On the creepy/conspiracy theory side, this article documents Google's and the CIA's investment in Recorded Future, a company involved in scouring the internet in real time and predicting events like "terrorist" activity. Google Street View, Big-Brother-like in itself, harvested 600 Gigabytes of data from people's private computers via their unsecured wireless devices. And anyone that's ever used Gmail would know the eeriness of having the entire text of email scanned and ads directly relating to the subject matter of their email appearing on screen, especially when connected with the information that Google harvests about the email user's Google searches.

It reminds me of Maya Arulpragasam (MIA)'s: tirade : "You can Google 'Sri Lanka' and it doesn't come up that all these people have been murdered or bombed, it's 'Come to Sri Lanka on vacation, there are beautiful beaches' ... you're not gonna get the truth till you hit like, page 56, and it's my and your responsibility to pass on the information that it's not easy anymore." And the lyrics to her track "The Message": "Headbone's connected to the headphones / Headphones connected to the iPhone / iPhone's connected to the internet / Connected to the Google / Connected to the Government" (from the ungoogleable album "/\/\ /\ Y /\").

And "Bulls on Parade" by Rage Against the Machine: "I walk the corner to the rubble that used to be a library / Linin' to the mind cemetery now / What we don't know keeps the contracts alive and movin' / They don't gotta burn the books they just remove 'em."

Leaving aside conspiracy theories, the current dysfunctional situation with the internet carries major epistemic, and therefore power, implications for the human race. We first need to ditch Google, explore and be vigilant about other search engines such as Scroogle.

Then we have to have the intellectual courage and drive to entertain alternative conceptualisations of the way the world works, while maintaining a critical stance towards fringe sources of information. I've always thought this but had the point driven home to me recently while researching "Hadronic Mechanics", a thought system that may or may not be bogus. It was devised by Ananda Bosman and Ruggero Santilli. The revision history on Wikipedia's page about Santilli vividly illustrates the issue of Internet information homogeneity and suppression of information. Without any knowledge of the subject itself you can instantly tell that there is an orchestrated campaign to discredit Santilli being waged on Wikipedia, especially in light of the number of physicists who have cited his works according to Google Scholar.

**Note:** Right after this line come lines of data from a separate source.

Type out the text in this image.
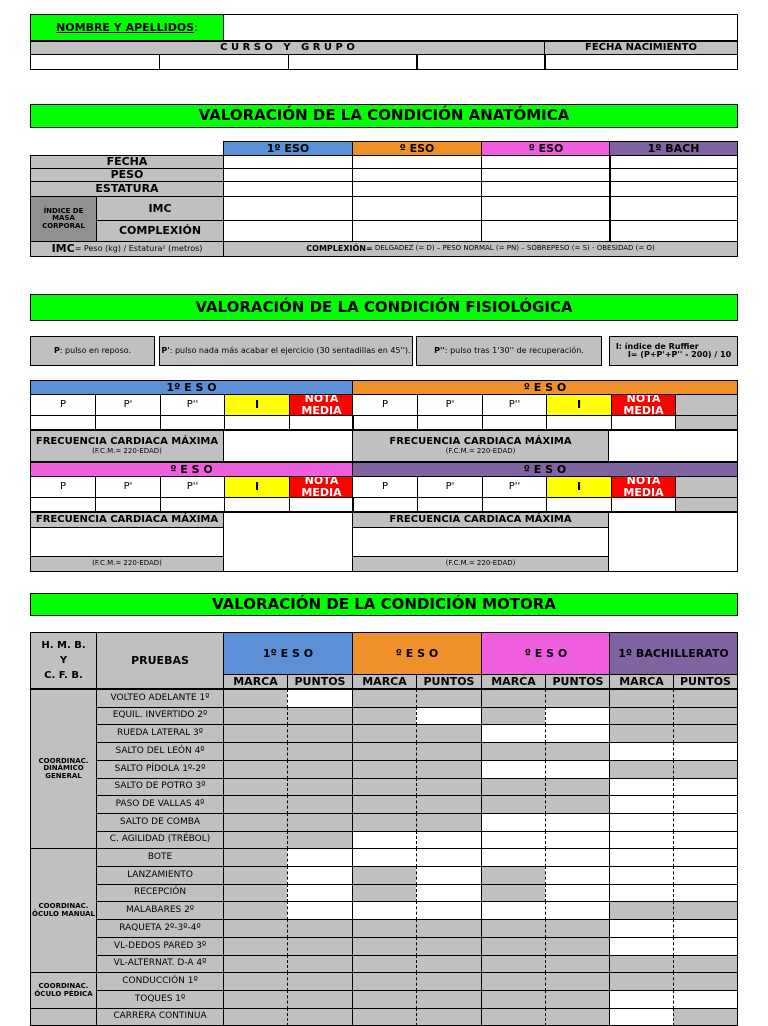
NOMBRE Y APELLIDOS :
C U R S O   Y   G R U P O	FECHA NACIMIENTO
VALORACIÓN DE LA CONDICIÓN ANATÓMICA
1º ESO	º ESO	º ESO	1º BACH
FECHA
PESO
ESTATURA
ÍNDICE DE MASA CORPORAL
IMC
COMPLEXIÓN
IMC = Peso (kg) / Estatura² (metros)	COMPLEXIÓN= DELGADEZ (= D) – PESO NORMAL (= PN) – SOBREPESO (= S) - OBESIDAD (= O)
VALORACIÓN DE LA CONDICIÓN FISIOLÓGICA
P : pulso en reposo.	P' : pulso nada más acabar el ejercicio (30 sentadillas en 45'').	P'' : pulso tras 1'30'' de recuperación.	I: índice de Ruffier
I= (P+P'+P'' - 200) / 10
1º E S O
P	P'	P''	I	NOTA MEDIA
º E S O
P	P'	P''	I	NOTA MEDIA
º E S O
P	P'	P''	I	NOTA MEDIA
º E S O
P	P'	P''	I	NOTA MEDIA
FRECUENCIA CARDIACA MÁXIMA
(F.C.M.= 220-EDAD)
FRECUENCIA CARDIACA MÁXIMA
(F.C.M.= 220-EDAD)
FRECUENCIA CARDIACA MÁXIMA	FRECUENCIA CARDIACA MÁXIMA
(F.C.M.= 220-EDAD)	(F.C.M.= 220-EDAD)
VALORACIÓN DE LA CONDICIÓN MOTORA
H. M. B.
Y
C. F. B.
PRUEBAS
1º E S O
MARCA	PUNTOS
º E S O
MARCA	PUNTOS
º E S O
MARCA	PUNTOS
1º BACHILLERATO
MARCA	PUNTOS
VOLTEO ADELANTE 1º
EQUIL. INVERTIDO 2º
RUEDA LATERAL 3º
SALTO DEL LEÓN 4º
SALTO PÍDOLA 1º-2º
SALTO DE POTRO 3º
PASO DE VALLAS 4º
SALTO DE COMBA
C. AGILIDAD (TRÉBOL)
COORDINAC. DINÁMICO GENERAL
BOTE
LANZAMIENTO
RECEPCIÓN
MALABARES 2º
RAQUETA 2º-3º-4º
VL-DEDOS PARED 3º
VL-ALTERNAT. D-A 4º
COORDINAC. ÓCULO MANUAL
CONDUCCIÓN 1º
TOQUES 1º
COORDINAC. ÓCULO PÉDICA
CARRERA CONTINUA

But, indeed, it seems to be everyone's need for consensus or some kind of ultimate citation authority that is the cause of the retarded development of a truly dynamic, critically engaged,intellectually democratic internet with wide and varied information dispersion. Instead the Wikipedians cry, "Citation needed".

The statement "a = a" cannot be contested; it's a priori and analytic. However, the attribution of insanity to someone who questions whether 1 + 1 = 2 is authoritarian if you believe (unlike most contemporary philosophers) that there is such a thing as Kantian a priori synthetic knowledge. Or if you believe in set theory, believe in Goedel's theorem, or have taken cognisance of the irreconcilability of quantum physics and the theory of relativity.

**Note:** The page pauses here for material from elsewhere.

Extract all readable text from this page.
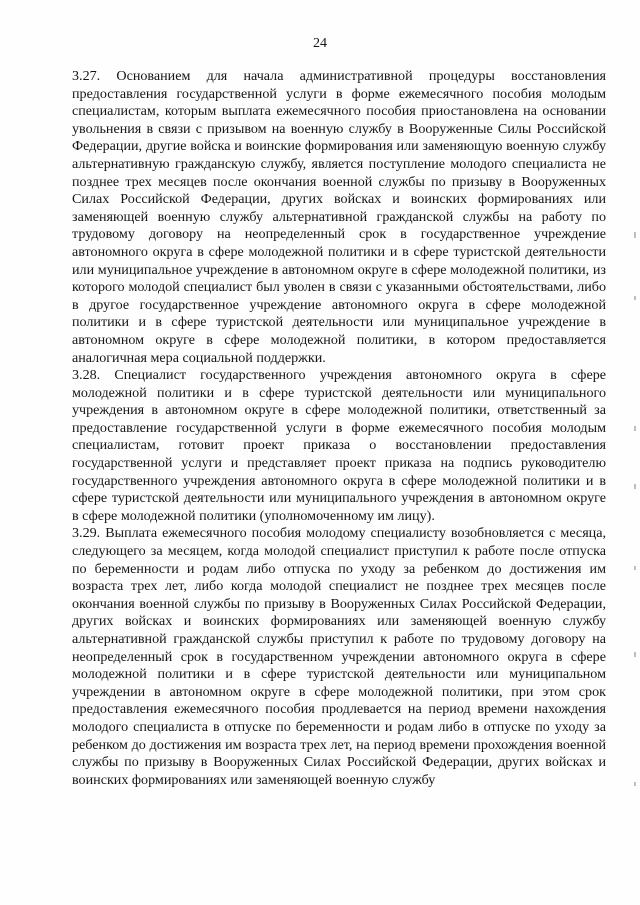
24

3.27. Основанием для начала административной процедуры восстановления предоставления государственной услуги в форме ежемесячного пособия молодым специалистам, которым выплата ежемесячного пособия приостановлена на основании увольнения в связи с призывом на военную службу в Вооруженные Силы Российской Федерации, другие войска и воинские формирования или заменяющую военную службу альтернативную гражданскую службу, является поступление молодого специалиста не позднее трех месяцев после окончания военной службы по призыву в Вооруженных Силах Российской Федерации, других войсках и воинских формированиях или заменяющей военную службу альтернативной гражданской службы на работу по трудовому договору на неопределенный срок в государственное учреждение автономного округа в сфере молодежной политики и в сфере туристской деятельности или муниципальное учреждение в автономном округе в сфере молодежной политики, из которого молодой специалист был уволен в связи с указанными обстоятельствами, либо в другое государственное учреждение автономного округа в сфере молодежной политики и в сфере туристской деятельности или муниципальное учреждение в автономном округе в сфере молодежной политики, в котором предоставляется аналогичная мера социальной поддержки.

3.28. Специалист государственного учреждения автономного округа в сфере молодежной политики и в сфере туристской деятельности или муниципального учреждения в автономном округе в сфере молодежной политики, ответственный за предоставление государственной услуги в форме ежемесячного пособия молодым специалистам, готовит проект приказа о восстановлении предоставления государственной услуги и представляет проект приказа на подпись руководителю государственного учреждения автономного округа в сфере молодежной политики и в сфере туристской деятельности или муниципального учреждения в автономном округе в сфере молодежной политики (уполномоченному им лицу).

3.29. Выплата ежемесячного пособия молодому специалисту возобновляется с месяца, следующего за месяцем, когда молодой специалист приступил к работе после отпуска по беременности и родам либо отпуска по уходу за ребенком до достижения им возраста трех лет, либо когда молодой специалист не позднее трех месяцев после окончания военной службы по призыву в Вооруженных Силах Российской Федерации, других войсках и воинских формированиях или заменяющей военную службу альтернативной гражданской службы приступил к работе по трудовому договору на неопределенный срок в государственном учреждении автономного округа в сфере молодежной политики и в сфере туристской деятельности или муниципальном учреждении в автономном округе в сфере молодежной политики, при этом срок предоставления ежемесячного пособия продлевается на период времени нахождения молодого специалиста в отпуске по беременности и родам либо в отпуске по уходу за ребенком до достижения им возраста трех лет, на период времени прохождения военной службы по призыву в Вооруженных Силах Российской Федерации, других войсках и воинских формированиях или заменяющей военную службу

Maybe we can use the term "sanity" loosely to describe correspondence with consensus common sense apprehension of reality and unspoken assumptions. This would mean, for instance, that Newtonian physics is the sanest form of physics, with other theories possessing varying levels of sanity. All synthetic propositions in all thought systems, including the current proposition, are unable to be given the status of being absolutely true, and rely on infinite regresses of assumptions. So we are reduced to making subjective assessments of each other's sanity depending on adherence to different assumptions. This is fine. In fact there is no other way. Citation not needed. Hyperlink away! ...or even not at all.